Romans 8:28 (Common English Bible)
Recently, the captain of the Ruby Princess, of the Princess Cruise Line, made this disembarkation announcement to the crew who were leaving the ship due to the disruption of cruising by the COVID-19 virus: “This invisible virus has incredible power. We can’t see it but we see the results of what it is doing. One thing, though, this virus cannot do; one thing in this virus that makes it imperfect. This virus can’t break us. This virus actually has one design flaw. It makes us stronger.” From our struggle and pain with this pandemic, communities are coming together, great resilience is emerging, and people are experiencing strength unnoticed before. We are becoming the kind of people and the kind of world that the power and goodness of God has set out to make from the beginning of time.
A disruption is underway – a disruption that is deeper and more profound than the economic and political narratives that receive nearly uninterrupted coverage in the news. The sheer magnitude of this crisis is forcing a personal and cultural “repentance” or reexamination of those things that have ultimate worth and value in our lives. A strong economy failed to protect us from the ravages of this unseen virus. Political ideology is powerless to turn back the pain, suffering, and death left in its path. Misplaced priorities and values are exposed as having insufficient value for adding richness and depth to life. What remains are the questions as old as the scriptures – questions of purpose and meaning and love.

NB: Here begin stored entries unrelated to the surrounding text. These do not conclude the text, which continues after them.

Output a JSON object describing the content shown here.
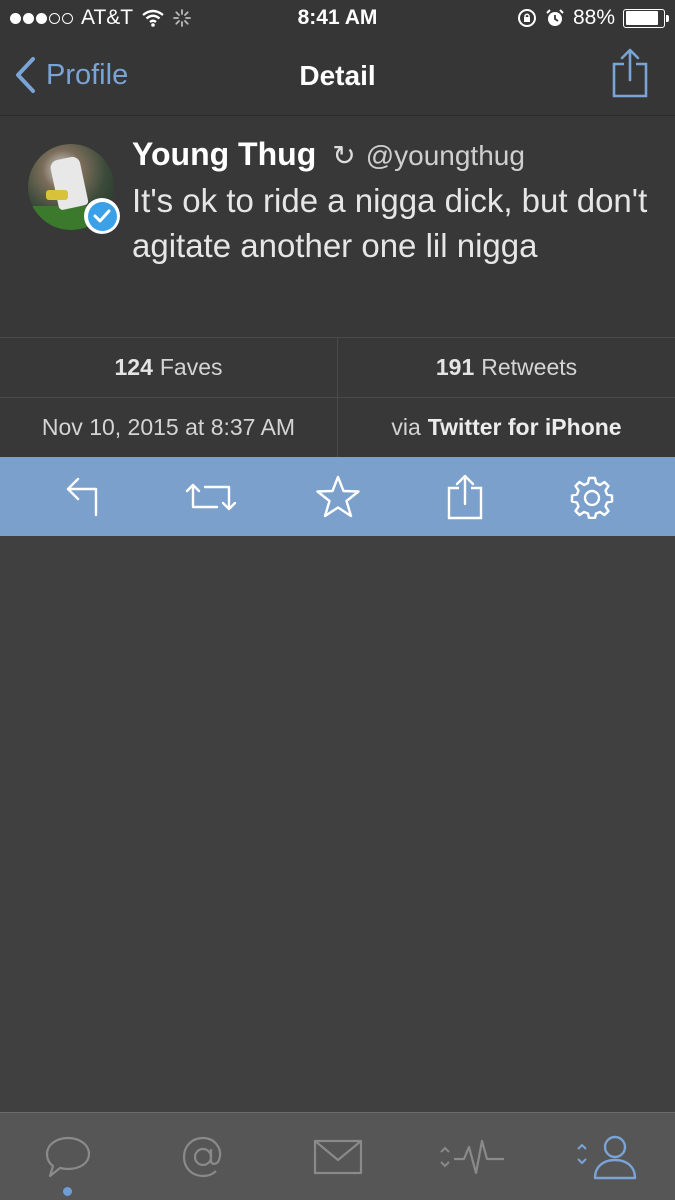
{
  "status_bar": {
    "carrier": "AT&T",
    "time": "8:41 AM",
    "battery_percent": "88%",
    "battery_level": 0.88,
    "signal_bars_filled": 3,
    "signal_bars_total": 5
  },
  "nav": {
    "back_label": "Profile",
    "title": "Detail"
  },
  "tweet": {
    "display_name": "Young Thug",
    "follow_glyph": "↻",
    "handle": "@youngthug",
    "text": "It's ok to ride a nigga dick, but don't agitate another one lil nigga",
    "verified": true
  },
  "stats": {
    "faves_count": "124",
    "faves_label": "Faves",
    "retweets_count": "191",
    "retweets_label": "Retweets"
  },
  "meta": {
    "timestamp": "Nov 10, 2015 at 8:37 AM",
    "via_prefix": "via",
    "via_app": "Twitter for iPhone"
  },
  "actions": [
    "reply-icon",
    "retweet-icon",
    "star-icon",
    "share-icon",
    "gear-icon"
  ],
  "tabs": [
    "chat-bubble-icon",
    "at-sign-icon",
    "envelope-icon",
    "activity-icon",
    "profile-icon"
  ],
  "colors": {
    "accent": "#7aa3d6",
    "action_bar": "#7ba0cb",
    "background": "#404040",
    "verified": "#3aa0e8"
  }
}
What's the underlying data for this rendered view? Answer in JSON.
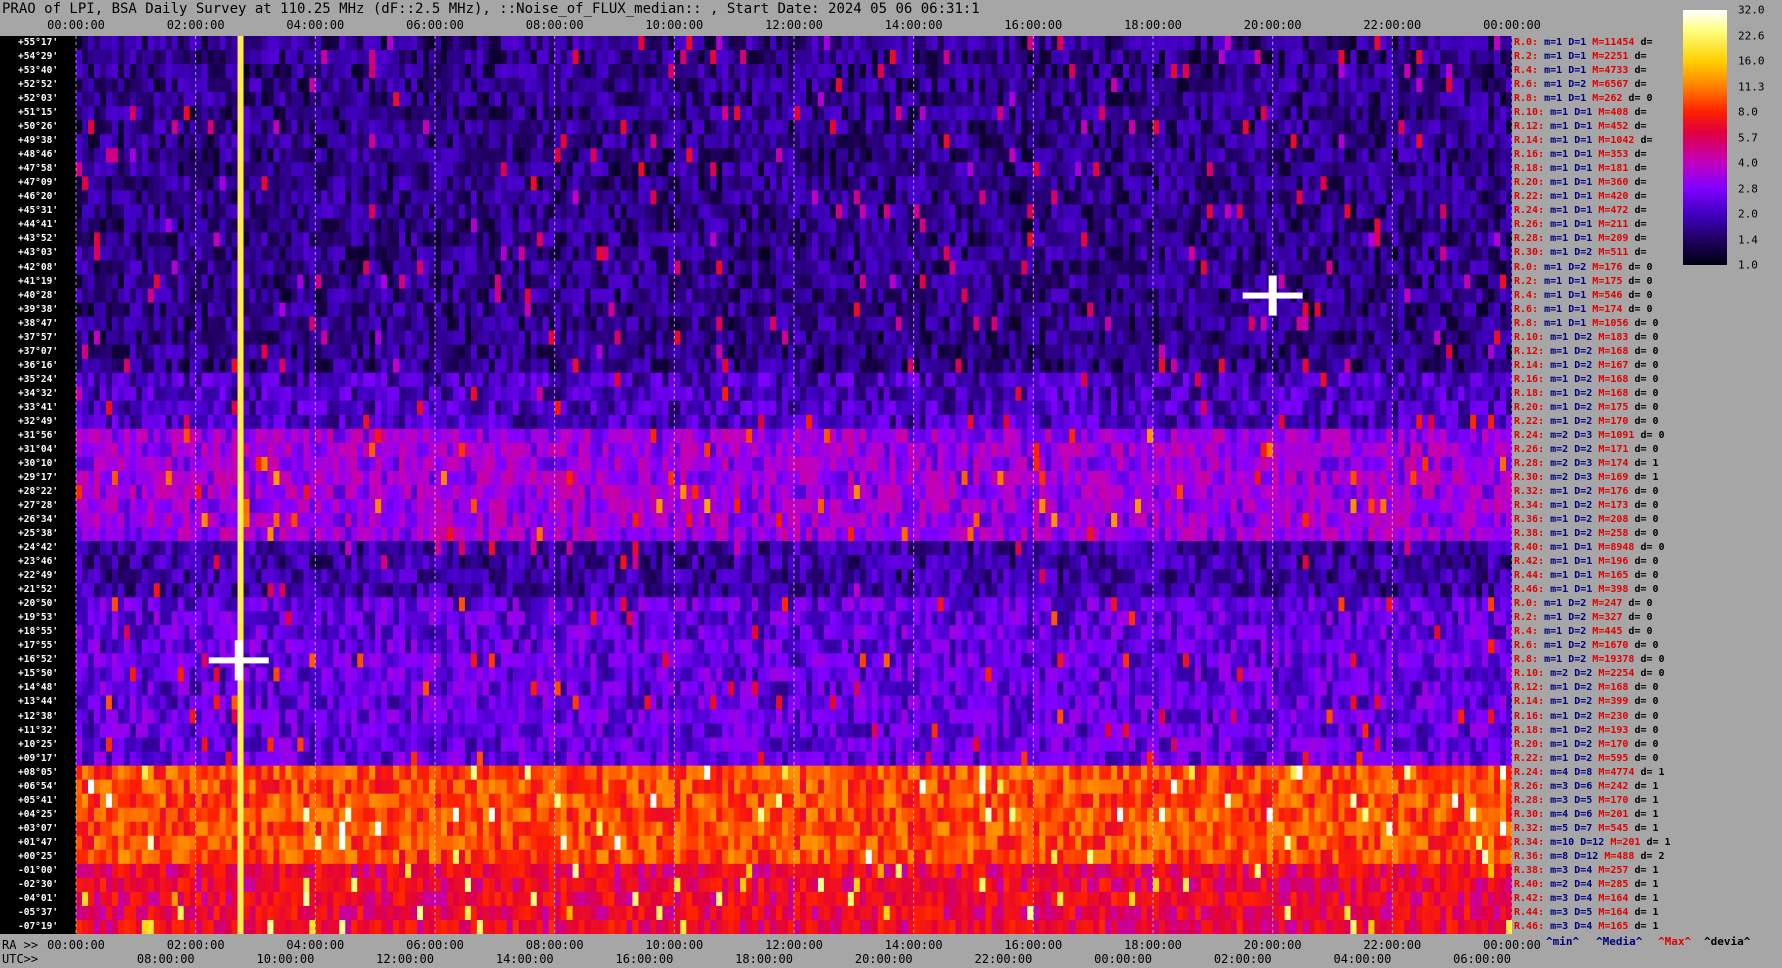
{
  "title": "PRAO of LPI, BSA Daily Survey at 110.25 MHz (dF::2.5 MHz), ::Noise_of_FLUX_median:: , Start Date: 2024 05 06 06:31:1",
  "top_axis": [
    "00:00:00",
    "02:00:00",
    "04:00:00",
    "06:00:00",
    "08:00:00",
    "10:00:00",
    "12:00:00",
    "14:00:00",
    "16:00:00",
    "18:00:00",
    "20:00:00",
    "22:00:00",
    "00:00:00"
  ],
  "bottom_axis_ra_prefix": "RA >>",
  "bottom_axis_ra": [
    "00:00:00",
    "02:00:00",
    "04:00:00",
    "06:00:00",
    "08:00:00",
    "10:00:00",
    "12:00:00",
    "14:00:00",
    "16:00:00",
    "18:00:00",
    "20:00:00",
    "22:00:00",
    "00:00:00"
  ],
  "bottom_axis_utc_prefix": "UTC>>",
  "bottom_axis_utc": [
    "08:00:00",
    "10:00:00",
    "12:00:00",
    "14:00:00",
    "16:00:00",
    "18:00:00",
    "20:00:00",
    "22:00:00",
    "00:00:00",
    "02:00:00",
    "04:00:00",
    "06:00:00"
  ],
  "colorbar": {
    "ticks": [
      "32.0",
      "22.6",
      "16.0",
      "11.3",
      "8.0",
      "5.7",
      "4.0",
      "2.8",
      "2.0",
      "1.4",
      "1.0"
    ]
  },
  "legend": {
    "min": "^min^",
    "median": "^Media^",
    "max": "^Max^",
    "devia": "^devia^"
  },
  "declinations": [
    "+55°17'",
    "+54°29'",
    "+53°40'",
    "+52°52'",
    "+52°03'",
    "+51°15'",
    "+50°26'",
    "+49°38'",
    "+48°46'",
    "+47°58'",
    "+47°09'",
    "+46°20'",
    "+45°31'",
    "+44°41'",
    "+43°52'",
    "+43°03'",
    "+42°08'",
    "+41°19'",
    "+40°28'",
    "+39°38'",
    "+38°47'",
    "+37°57'",
    "+37°07'",
    "+36°16'",
    "+35°24'",
    "+34°32'",
    "+33°41'",
    "+32°49'",
    "+31°56'",
    "+31°04'",
    "+30°10'",
    "+29°17'",
    "+28°22'",
    "+27°28'",
    "+26°34'",
    "+25°38'",
    "+24°42'",
    "+23°46'",
    "+22°49'",
    "+21°52'",
    "+20°50'",
    "+19°53'",
    "+18°55'",
    "+17°55'",
    "+16°52'",
    "+15°50'",
    "+14°48'",
    "+13°44'",
    "+12°38'",
    "+11°32'",
    "+10°25'",
    "+09°17'",
    "+08°05'",
    "+06°54'",
    "+05°41'",
    "+04°25'",
    "+03°07'",
    "+01°47'",
    "+00°25'",
    "-01°00'",
    "-02°30'",
    "-04°01'",
    "-05°37'",
    "-07°19'"
  ],
  "row_stats": [
    {
      "r": "R.0:",
      "m": "m=1",
      "d": "D=1",
      "mx": "M=11454",
      "dv": "d="
    },
    {
      "r": "R.2:",
      "m": "m=1",
      "d": "D=1",
      "mx": "M=2251",
      "dv": "d="
    },
    {
      "r": "R.4:",
      "m": "m=1",
      "d": "D=1",
      "mx": "M=4733",
      "dv": "d="
    },
    {
      "r": "R.6:",
      "m": "m=1",
      "d": "D=2",
      "mx": "M=6567",
      "dv": "d="
    },
    {
      "r": "R.8:",
      "m": "m=1",
      "d": "D=1",
      "mx": "M=262",
      "dv": "d= 0"
    },
    {
      "r": "R.10:",
      "m": "m=1",
      "d": "D=1",
      "mx": "M=408",
      "dv": "d="
    },
    {
      "r": "R.12:",
      "m": "m=1",
      "d": "D=1",
      "mx": "M=452",
      "dv": "d="
    },
    {
      "r": "R.14:",
      "m": "m=1",
      "d": "D=1",
      "mx": "M=1042",
      "dv": "d="
    },
    {
      "r": "R.16:",
      "m": "m=1",
      "d": "D=1",
      "mx": "M=353",
      "dv": "d="
    },
    {
      "r": "R.18:",
      "m": "m=1",
      "d": "D=1",
      "mx": "M=181",
      "dv": "d="
    },
    {
      "r": "R.20:",
      "m": "m=1",
      "d": "D=1",
      "mx": "M=360",
      "dv": "d="
    },
    {
      "r": "R.22:",
      "m": "m=1",
      "d": "D=1",
      "mx": "M=420",
      "dv": "d="
    },
    {
      "r": "R.24:",
      "m": "m=1",
      "d": "D=1",
      "mx": "M=472",
      "dv": "d="
    },
    {
      "r": "R.26:",
      "m": "m=1",
      "d": "D=1",
      "mx": "M=211",
      "dv": "d="
    },
    {
      "r": "R.28:",
      "m": "m=1",
      "d": "D=1",
      "mx": "M=209",
      "dv": "d="
    },
    {
      "r": "R.30:",
      "m": "m=1",
      "d": "D=2",
      "mx": "M=511",
      "dv": "d="
    },
    {
      "r": "R.0:",
      "m": "m=1",
      "d": "D=2",
      "mx": "M=176",
      "dv": "d= 0"
    },
    {
      "r": "R.2:",
      "m": "m=1",
      "d": "D=1",
      "mx": "M=175",
      "dv": "d= 0"
    },
    {
      "r": "R.4:",
      "m": "m=1",
      "d": "D=1",
      "mx": "M=546",
      "dv": "d= 0"
    },
    {
      "r": "R.6:",
      "m": "m=1",
      "d": "D=1",
      "mx": "M=174",
      "dv": "d= 0"
    },
    {
      "r": "R.8:",
      "m": "m=1",
      "d": "D=1",
      "mx": "M=1056",
      "dv": "d= 0"
    },
    {
      "r": "R.10:",
      "m": "m=1",
      "d": "D=2",
      "mx": "M=183",
      "dv": "d= 0"
    },
    {
      "r": "R.12:",
      "m": "m=1",
      "d": "D=2",
      "mx": "M=168",
      "dv": "d= 0"
    },
    {
      "r": "R.14:",
      "m": "m=1",
      "d": "D=2",
      "mx": "M=167",
      "dv": "d= 0"
    },
    {
      "r": "R.16:",
      "m": "m=1",
      "d": "D=2",
      "mx": "M=168",
      "dv": "d= 0"
    },
    {
      "r": "R.18:",
      "m": "m=1",
      "d": "D=2",
      "mx": "M=168",
      "dv": "d= 0"
    },
    {
      "r": "R.20:",
      "m": "m=1",
      "d": "D=2",
      "mx": "M=175",
      "dv": "d= 0"
    },
    {
      "r": "R.22:",
      "m": "m=1",
      "d": "D=2",
      "mx": "M=170",
      "dv": "d= 0"
    },
    {
      "r": "R.24:",
      "m": "m=2",
      "d": "D=3",
      "mx": "M=1091",
      "dv": "d= 0"
    },
    {
      "r": "R.26:",
      "m": "m=2",
      "d": "D=2",
      "mx": "M=171",
      "dv": "d= 0"
    },
    {
      "r": "R.28:",
      "m": "m=2",
      "d": "D=3",
      "mx": "M=174",
      "dv": "d= 1"
    },
    {
      "r": "R.30:",
      "m": "m=2",
      "d": "D=3",
      "mx": "M=169",
      "dv": "d= 1"
    },
    {
      "r": "R.32:",
      "m": "m=1",
      "d": "D=2",
      "mx": "M=176",
      "dv": "d= 0"
    },
    {
      "r": "R.34:",
      "m": "m=1",
      "d": "D=2",
      "mx": "M=173",
      "dv": "d= 0"
    },
    {
      "r": "R.36:",
      "m": "m=1",
      "d": "D=2",
      "mx": "M=208",
      "dv": "d= 0"
    },
    {
      "r": "R.38:",
      "m": "m=1",
      "d": "D=2",
      "mx": "M=258",
      "dv": "d= 0"
    },
    {
      "r": "R.40:",
      "m": "m=1",
      "d": "D=1",
      "mx": "M=8948",
      "dv": "d= 0"
    },
    {
      "r": "R.42:",
      "m": "m=1",
      "d": "D=1",
      "mx": "M=196",
      "dv": "d= 0"
    },
    {
      "r": "R.44:",
      "m": "m=1",
      "d": "D=1",
      "mx": "M=165",
      "dv": "d= 0"
    },
    {
      "r": "R.46:",
      "m": "m=1",
      "d": "D=1",
      "mx": "M=398",
      "dv": "d= 0"
    },
    {
      "r": "R.0:",
      "m": "m=1",
      "d": "D=2",
      "mx": "M=247",
      "dv": "d= 0"
    },
    {
      "r": "R.2:",
      "m": "m=1",
      "d": "D=2",
      "mx": "M=327",
      "dv": "d= 0"
    },
    {
      "r": "R.4:",
      "m": "m=1",
      "d": "D=2",
      "mx": "M=445",
      "dv": "d= 0"
    },
    {
      "r": "R.6:",
      "m": "m=1",
      "d": "D=2",
      "mx": "M=1670",
      "dv": "d= 0"
    },
    {
      "r": "R.8:",
      "m": "m=1",
      "d": "D=2",
      "mx": "M=19378",
      "dv": "d= 0"
    },
    {
      "r": "R.10:",
      "m": "m=2",
      "d": "D=2",
      "mx": "M=2254",
      "dv": "d= 0"
    },
    {
      "r": "R.12:",
      "m": "m=1",
      "d": "D=2",
      "mx": "M=168",
      "dv": "d= 0"
    },
    {
      "r": "R.14:",
      "m": "m=1",
      "d": "D=2",
      "mx": "M=399",
      "dv": "d= 0"
    },
    {
      "r": "R.16:",
      "m": "m=1",
      "d": "D=2",
      "mx": "M=230",
      "dv": "d= 0"
    },
    {
      "r": "R.18:",
      "m": "m=1",
      "d": "D=2",
      "mx": "M=193",
      "dv": "d= 0"
    },
    {
      "r": "R.20:",
      "m": "m=1",
      "d": "D=2",
      "mx": "M=170",
      "dv": "d= 0"
    },
    {
      "r": "R.22:",
      "m": "m=1",
      "d": "D=2",
      "mx": "M=595",
      "dv": "d= 0"
    },
    {
      "r": "R.24:",
      "m": "m=4",
      "d": "D=8",
      "mx": "M=4774",
      "dv": "d= 1"
    },
    {
      "r": "R.26:",
      "m": "m=3",
      "d": "D=6",
      "mx": "M=242",
      "dv": "d= 1"
    },
    {
      "r": "R.28:",
      "m": "m=3",
      "d": "D=5",
      "mx": "M=170",
      "dv": "d= 1"
    },
    {
      "r": "R.30:",
      "m": "m=4",
      "d": "D=6",
      "mx": "M=201",
      "dv": "d= 1"
    },
    {
      "r": "R.32:",
      "m": "m=5",
      "d": "D=7",
      "mx": "M=545",
      "dv": "d= 1"
    },
    {
      "r": "R.34:",
      "m": "m=10",
      "d": "D=12",
      "mx": "M=201",
      "dv": "d= 1"
    },
    {
      "r": "R.36:",
      "m": "m=8",
      "d": "D=12",
      "mx": "M=488",
      "dv": "d= 2"
    },
    {
      "r": "R.38:",
      "m": "m=3",
      "d": "D=4",
      "mx": "M=257",
      "dv": "d= 1"
    },
    {
      "r": "R.40:",
      "m": "m=2",
      "d": "D=4",
      "mx": "M=285",
      "dv": "d= 1"
    },
    {
      "r": "R.42:",
      "m": "m=3",
      "d": "D=4",
      "mx": "M=164",
      "dv": "d= 1"
    },
    {
      "r": "R.44:",
      "m": "m=3",
      "d": "D=5",
      "mx": "M=164",
      "dv": "d= 1"
    },
    {
      "r": "R.46:",
      "m": "m=3",
      "d": "D=4",
      "mx": "M=165",
      "dv": "d= 1"
    }
  ],
  "chart_data": {
    "type": "heatmap",
    "x_hours": [
      0,
      24
    ],
    "bands": [
      {
        "rows": [
          0,
          23
        ],
        "level": 1.6
      },
      {
        "rows": [
          24,
          27
        ],
        "level": 2.0
      },
      {
        "rows": [
          28,
          35
        ],
        "level": 3.2
      },
      {
        "rows": [
          36,
          39
        ],
        "level": 1.8
      },
      {
        "rows": [
          40,
          51
        ],
        "level": 2.4
      },
      {
        "rows": [
          52,
          58
        ],
        "level": 9.0
      },
      {
        "rows": [
          59,
          63
        ],
        "level": 6.0
      }
    ],
    "tracks": [
      {
        "name": "",
        "ra_hours": [
          2.75,
          2.75
        ],
        "level": 20
      }
    ],
    "spots": [
      {
        "ra_h": 2.72,
        "row": 44,
        "level": 32
      },
      {
        "ra_h": 20.0,
        "row": 18,
        "level": 32
      }
    ]
  }
}
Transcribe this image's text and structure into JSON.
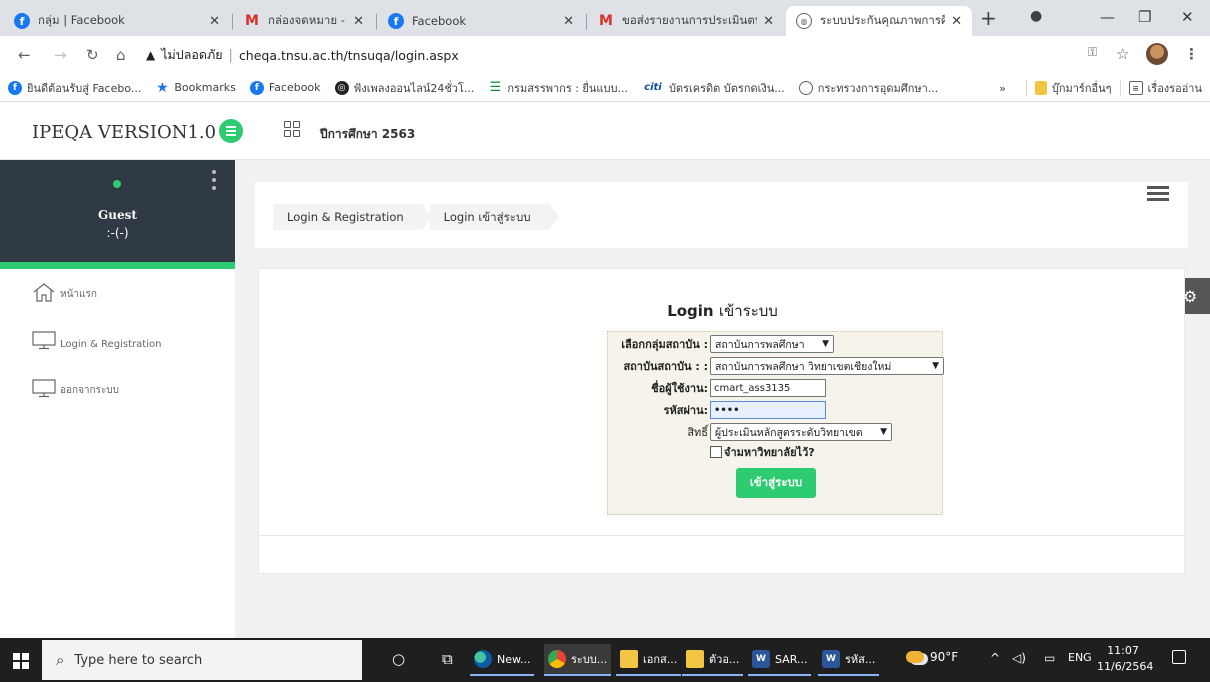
{
  "browser": {
    "tabs": [
      {
        "label": "กลุ่ม | Facebook",
        "icon": "facebook-icon",
        "active": false
      },
      {
        "label": "กล่องจดหมาย - jumsuksanee",
        "icon": "gmail-icon",
        "active": false
      },
      {
        "label": "Facebook",
        "icon": "facebook-icon",
        "active": false
      },
      {
        "label": "ขอส่งรายงานการประเมินตนเอง",
        "icon": "gmail-icon",
        "active": false
      },
      {
        "label": "ระบบประกันคุณภาพการศึกษา",
        "icon": "globe-icon",
        "active": true
      }
    ],
    "security_label": "ไม่ปลอดภัย",
    "url": "cheqa.tnsu.ac.th/tnsuqa/login.aspx",
    "bookmarks": [
      {
        "label": "ยินดีต้อนรับสู่ Facebo...",
        "icon": "facebook-icon"
      },
      {
        "label": "Bookmarks",
        "icon": "star-icon"
      },
      {
        "label": "Facebook",
        "icon": "facebook-icon"
      },
      {
        "label": "ฟังเพลงออนไลน์24ชั่วโ...",
        "icon": "soccer-ball-icon"
      },
      {
        "label": "กรมสรรพากร : ยื่นแบบ...",
        "icon": "rd-icon"
      },
      {
        "label": "บัตรเครดิต บัตรกดเงิน...",
        "icon": "citi-icon"
      },
      {
        "label": "กระทรวงการอุดมศึกษา...",
        "icon": "globe-icon"
      }
    ],
    "bookmarks_overflow": "»",
    "other_bookmarks": "บุ๊กมาร์กอื่นๆ",
    "reading_list": "เรื่องรออ่าน"
  },
  "app": {
    "brand": "IPEQA VERSION1.0",
    "year": "ปีการศึกษา 2563",
    "user": {
      "name": "Guest",
      "status": ":-(-)"
    },
    "nav": [
      {
        "label": "หน้าแรก",
        "icon": "home-icon"
      },
      {
        "label": "Login & Registration",
        "icon": "monitor-icon"
      },
      {
        "label": "ออกจากระบบ",
        "icon": "monitor-icon"
      }
    ],
    "breadcrumbs": [
      "Login & Registration",
      "Login เข้าสู่ระบบ"
    ]
  },
  "login": {
    "title": "Login",
    "title_sub": "เข้าระบบ",
    "group_label": "เลือกกลุ่มสถาบัน :",
    "group_value": "สถาบันการพลศึกษา",
    "institute_label": "สถาบันสถาบัน : :",
    "institute_value": "สถาบันการพลศึกษา วิทยาเขตเชียงใหม่",
    "username_label": "ชื่อผู้ใช้งาน:",
    "username_value": "cmart_ass3135",
    "password_label": "รหัสผ่าน:",
    "password_value": "••••",
    "role_label": "สิทธิ์",
    "role_value": "ผู้ประเมินหลักสูตรระดับวิทยาเขต",
    "remember_label": "จำมหาวิทยาลัยไว้?",
    "submit_label": "เข้าสู่ระบบ"
  },
  "taskbar": {
    "search_placeholder": "Type here to search",
    "apps": [
      {
        "label": "New...",
        "icon": "edge-icon"
      },
      {
        "label": "ระบบ...",
        "icon": "chrome-icon"
      },
      {
        "label": "เอกส...",
        "icon": "folder-icon"
      },
      {
        "label": "ตัวอ...",
        "icon": "folder-icon"
      },
      {
        "label": "SAR...",
        "icon": "word-icon"
      },
      {
        "label": "รหัส...",
        "icon": "word-icon"
      }
    ],
    "weather": "90°F",
    "language": "ENG",
    "time": "11:07",
    "date": "11/6/2564"
  }
}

First responders have brought fresh clarity to the values of compassion, cooperation, and confidence in an unseen power and strength to change lives and communities. New Yorkers, and other municipalities, celebrate these values each day by stepping onto balconies and the street to applaud the new heroes among us as they struggle to save lives impacted by this virus. This crisis presents an opportunity to build a different life moving forward, a life where we immerse ourselves more deeply into the lives of our spouses and children, a life where we seek opportunities to help vulnerable people in need of support and love, a life that is less about placing self first and more about caring for our neighbor.
A pastor of another generation, Phillips Brooks, wrote that we should not pray for easy times. Rather, pray for strength, courage, and grace enough to meet hard times and come off victorious. If we long for a return to the normal that was prior to this virus we are already defeated. The apostle Paul would urge, rather, that we keep our eyes fixed upon the living God who is at work in the midst of this pandemic, working for our good. This pandemic is not a good thing by any measure. Nor is it the work or will of God. But scripture bears witness that God was always present in the very center of crisis, working to bring God’s people through stronger, more confident, and with a new appreciation for what really matters in life.